Madun, Antonio Gramsci's literature and Gayatri Chakravorty Spivak's “can the Subaltern Speak"?” so, “can the Subaltern Speak? the term “subalternus” derives from the Latin word "subalternus" (sub: sub, alternus: the other) and is used today in the context of lower-upper duality in the context of economic, political, cultural, all kinds of social structure. The concept of Subaltern literally refers to an objective position: sexual, biological structure and religious and class status. Subaltern is an identity that was created by the fact that the oppressed, otherified once was kept alive, and those who had abandoned Subaltern 's position as a sovereign, but had not abandoned Subaltern 's identity, often use it for their own benefit.

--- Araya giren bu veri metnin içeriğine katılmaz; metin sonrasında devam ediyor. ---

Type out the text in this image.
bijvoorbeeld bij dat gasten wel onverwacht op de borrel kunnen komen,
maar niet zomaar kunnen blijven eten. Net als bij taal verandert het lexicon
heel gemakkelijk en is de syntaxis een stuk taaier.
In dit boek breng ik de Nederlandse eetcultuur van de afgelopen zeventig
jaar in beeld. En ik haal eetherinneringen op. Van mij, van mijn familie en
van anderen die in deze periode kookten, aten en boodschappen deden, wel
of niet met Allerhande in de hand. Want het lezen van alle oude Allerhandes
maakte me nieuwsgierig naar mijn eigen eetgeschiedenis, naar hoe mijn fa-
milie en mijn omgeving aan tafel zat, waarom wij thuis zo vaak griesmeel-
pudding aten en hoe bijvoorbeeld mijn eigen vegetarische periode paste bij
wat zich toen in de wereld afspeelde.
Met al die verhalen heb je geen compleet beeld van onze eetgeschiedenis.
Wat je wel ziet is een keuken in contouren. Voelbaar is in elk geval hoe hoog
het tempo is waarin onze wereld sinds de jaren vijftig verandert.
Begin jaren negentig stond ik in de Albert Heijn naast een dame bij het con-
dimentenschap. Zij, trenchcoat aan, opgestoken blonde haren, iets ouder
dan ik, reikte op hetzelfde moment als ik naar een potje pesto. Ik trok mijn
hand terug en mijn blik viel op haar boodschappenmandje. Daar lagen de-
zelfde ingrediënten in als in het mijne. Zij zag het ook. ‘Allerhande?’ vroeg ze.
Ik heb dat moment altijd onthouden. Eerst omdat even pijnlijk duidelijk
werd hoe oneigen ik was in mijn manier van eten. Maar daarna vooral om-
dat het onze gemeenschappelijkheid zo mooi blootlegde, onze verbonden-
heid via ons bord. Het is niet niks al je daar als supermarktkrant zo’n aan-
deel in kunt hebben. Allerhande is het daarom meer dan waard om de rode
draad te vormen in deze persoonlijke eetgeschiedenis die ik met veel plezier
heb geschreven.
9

Downtrodden other a time (which is dominated by location (old) the subaltern of the past, the present justification of the evil that is in doing shows. The absolute subalyternidentity does not enter into action against the “other” in the context of conscience. Because the “other” subaltern was objectified by the owner of his identity. Subaltern’s anger is not transformative, but vengeance. This results in reproducing the same dominion relationship in the context of the slave-master relationship. He draws the panorama of Turkey with his works of Halide Edip Adıvar. The fictional characters are made up of individuals who exist in a system that is magnified by society. In the paper, the characters exemplifying the truth from the fictional ground in the twenty-one (21) novel of the artist will be explained within the framework of the concept of subaltern. In the combination of art and summer aesthetics, the people who become the symbol of Adıvar at the intersection of the Turkish novel with the real and the fiction will be understood with subaltern/other/foreign concepts.